Konflik besar-besaran yang terjadi di masa setelah orde baru di Ambon pada 1999, yang telah menelan sedikit kurang 5.000 korban jiwa. Pada tanggal 19 Januari 1999, konflik diawali dengan masalah pungutan biaya di terminal Batu Merah antara seorang pemuda muslim dari wilayah Batu Merah dan supir angkutan umum beragama Kristen dari wilayah Mardika. Perseteruan kemudian bertambah memanas dengan dibumbui isu sentimen Agama, perang antar desa dan wilayah pun tak bisa dihindari, saling serang dan bunuh terjadi. Kejadian demi kejadian pun terus bertambah dengan di hiasi isu-isu SARA bahkan politik didalamnya. Warga yang merasa minoritas pun terpaksa harus mengungsi di wilayah yang lain, warga Kristen yang minoritas di kampungnya harus rela mengungsi, begitu pun sebaliknya warga muslim.
Akibat konflik yang terjadi tersebut kehidupan warga Ambon luluh lantah di berbagai aspek kehidupan bermasyarakat khususnya hubungan lintas agama warga Ambon. Di Ambon sendiri, jumlah masyarakat yang menganut agama Islam dan Kristen jumlahnya hampir berimbang. Hingga saat ini, imbas dari konflik yang terjadi di tahun 1999 menjadikan masyarakat Muslim dan Kristen di Ambon mempunyai trauma dan kewaspadaan yang tinggi. Segregasi yang di lakukan oleh pemerintah Maluku menjadikan masyarakat Ambon mempunyai sekat antar umat muslim dan kristen. Berbagai upaya telah dilakukan oleh masyarakat sendiri untuk mengembalikan kondisi. Salah satunya yaitu Gerakan Perempuan Peduli (GPP), yang di inisiasi oleh para perempuan kristen yang kemudian juga merangkul kaun perempuan muslim untuk duduk bersama demi merajut kembali silaturahmi yang telah putus. Selain itu, gerakan pemuda pemudi lintas agama yang berkumpul dalam Jalan Merawat Perdamaian (JMP) juga ikut andil dalam aktivitas membenahi kondisi pasca konflik. JMP membangun kembali anak-anak yang ada di daerah konflik yang menurut observasi mereka telah terpapar kebencian yang diwariskan dari para orang tua mereka. Akibat segregasi juga anak-anak tidak mempunyai banyak komunikasi dengan sebayanya yang berbeda agama.

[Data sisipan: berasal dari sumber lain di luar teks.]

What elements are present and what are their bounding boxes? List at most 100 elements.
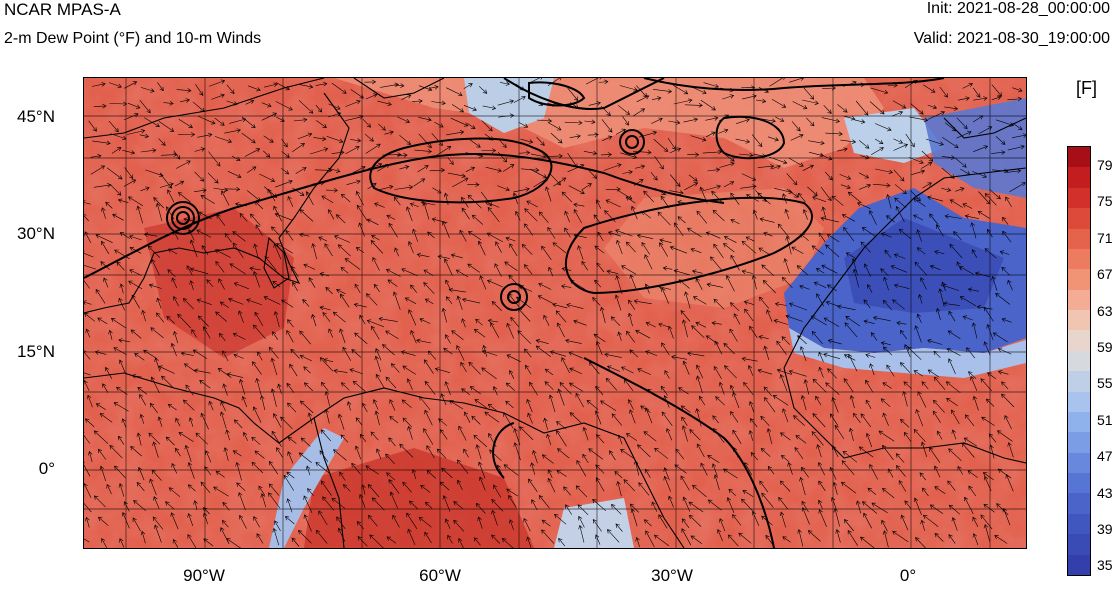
wind-arrow xyxy=(855,500,862,514)
wind-arrow xyxy=(557,388,565,406)
wind-arrow xyxy=(467,182,480,187)
wind-arrow xyxy=(180,351,194,357)
wind-arrow xyxy=(884,249,892,258)
wind-arrow xyxy=(933,350,941,358)
wind-arrow xyxy=(893,143,909,151)
wind-arrow xyxy=(451,330,464,340)
wind-arrow xyxy=(286,472,295,479)
wind-arrow xyxy=(786,188,799,198)
wind-arrow xyxy=(108,120,119,133)
wind-arrow xyxy=(827,338,842,345)
lon-label-0: 0° xyxy=(899,566,917,585)
wind-arrow xyxy=(450,253,463,259)
wind-arrow xyxy=(394,247,399,257)
wind-arrow xyxy=(839,174,852,180)
wind-arrow xyxy=(337,413,345,430)
wind-arrow xyxy=(300,437,311,447)
wind-arrow xyxy=(743,381,754,396)
wind-arrow xyxy=(158,121,175,132)
wind-arrow xyxy=(182,399,195,411)
wind-arrow xyxy=(797,192,806,203)
valid-time: Valid: 2021-08-30_19:00:00 xyxy=(913,30,1110,47)
wind-arrow xyxy=(517,308,531,322)
wind-arrow xyxy=(758,87,769,93)
wind-arrow xyxy=(654,447,669,459)
wind-arrow xyxy=(643,431,657,442)
wind-arrow xyxy=(418,117,432,122)
wind-arrow xyxy=(653,138,669,152)
wind-arrow xyxy=(564,120,583,126)
wind-arrow xyxy=(84,251,94,258)
wind-arrow xyxy=(319,450,329,462)
wind-arrow xyxy=(672,85,689,95)
wind-arrow xyxy=(1001,266,1011,276)
wind-arrow xyxy=(303,495,313,514)
wind-arrow xyxy=(167,189,175,203)
wind-arrow xyxy=(949,199,963,208)
wind-arrow xyxy=(289,363,298,377)
wind-arrow xyxy=(616,481,622,497)
wind-arrow xyxy=(823,317,840,328)
wind-arrow xyxy=(799,476,806,496)
wind-arrow xyxy=(758,335,769,340)
wind-arrow xyxy=(299,209,314,222)
wind-arrow xyxy=(782,193,787,204)
wind-arrow xyxy=(537,295,555,305)
wind-arrow xyxy=(513,187,530,193)
wind-arrow xyxy=(431,217,448,223)
wind-arrow xyxy=(140,87,155,93)
wind-arrow xyxy=(621,265,637,275)
wind-arrow xyxy=(729,384,735,395)
wind-arrow xyxy=(678,279,690,289)
wind-arrow xyxy=(298,100,314,114)
wind-arrow xyxy=(263,150,271,158)
wind-arrow xyxy=(816,444,822,458)
wind-arrow xyxy=(794,447,804,460)
wind-arrow xyxy=(491,509,498,526)
wind-arrow xyxy=(193,188,207,193)
wind-arrow xyxy=(844,322,858,338)
wind-arrow xyxy=(423,269,434,276)
wind-arrow xyxy=(286,498,293,513)
wind-arrow xyxy=(207,172,219,184)
wind-arrow xyxy=(883,276,889,291)
wind-arrow xyxy=(774,301,787,307)
wind-arrow xyxy=(386,472,396,481)
wind-arrow xyxy=(409,202,419,208)
wind-arrow xyxy=(796,265,809,276)
wind-arrow xyxy=(782,536,791,543)
wind-arrow xyxy=(535,338,549,344)
wind-arrow xyxy=(867,284,873,293)
wind-arrow xyxy=(370,431,379,441)
wind-arrow xyxy=(547,78,562,87)
wind-arrow xyxy=(702,149,723,155)
wind-arrow xyxy=(211,93,225,100)
wind-arrow xyxy=(148,283,162,289)
wind-arrow xyxy=(681,518,690,529)
init-time: Init: 2021-08-28_00:00:00 xyxy=(926,0,1110,17)
wind-arrow xyxy=(117,198,129,203)
wind-arrow xyxy=(751,275,757,290)
wind-arrow xyxy=(319,305,331,311)
wind-arrow xyxy=(696,375,703,394)
wind-arrow xyxy=(367,182,377,190)
colorbar-segment xyxy=(1068,554,1090,576)
wind-arrow xyxy=(416,338,432,344)
wind-arrow xyxy=(831,497,837,510)
wind-arrow xyxy=(287,402,297,413)
wind-arrow xyxy=(132,517,141,532)
wind-arrow xyxy=(340,193,351,203)
wind-arrow xyxy=(873,315,891,322)
wind-arrow xyxy=(275,82,290,91)
wind-arrow xyxy=(705,231,721,239)
wind-arrow xyxy=(367,484,380,498)
wind-arrow xyxy=(849,395,855,409)
wind-arrow xyxy=(213,486,229,497)
wind-arrow xyxy=(682,360,690,375)
wind-arrow xyxy=(615,523,623,532)
wind-arrow xyxy=(261,112,278,121)
wind-arrow xyxy=(904,344,911,357)
wind-arrow xyxy=(215,470,225,478)
wind-arrow xyxy=(319,357,334,372)
wind-arrow xyxy=(785,314,803,322)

Dengan berkeliling menceritakan dongeng-dongeng pluralis yang JMP mempunyai harapan supaya anak-anak yang tidak mewarisi kebencian dari para orang tuanya.
Kehidupan beragama dimasyarakat umum terkhusus pada masyarakat yang multikultural, dialog akan sangat dibutuhkan di dalamnya. Dialog antar umat beragama pada dasarnya adalah komunikasi dari dua arah atau dua sisi yang berbeda yang mempunyai tujuan ataupun keresahan yang sama. Dengan berdialog kemudian kedua sisi tersebut dapat menuju apa yang mereka masing-masing inginkan. Bikhu Parekh dalam bukunya yang berjudul Rethinking Multikulturalism berpendapat bahwa dalam masyarakat yang multikultural ada potensi lebih atas konflik komunal atau konflik antar identitas. Oleh karena itu hubungan yang baik akan memperkecil potensi konflik yang akan terjadi, hubungan yang baik dimulai dengan komunikasi yang baik pula, seperti berdialog. Dialog juga dapat diartikan sebagai sebuah komunikasi, namun ada beberapa komunikasi yang itu tidak dapat dimaksudkan sebagai sebuah dialog seperti; bertengkar, berdebat, dan sebagainya yang pada akhirnya menjadi sebuah komunikasi yang tidak sehat. Ada banyak masalah-masalah yang muncul yang diakibatkan oleh lemahnya komunikasi antar umat beragama yang da dalam siklus masyarakat tersebut.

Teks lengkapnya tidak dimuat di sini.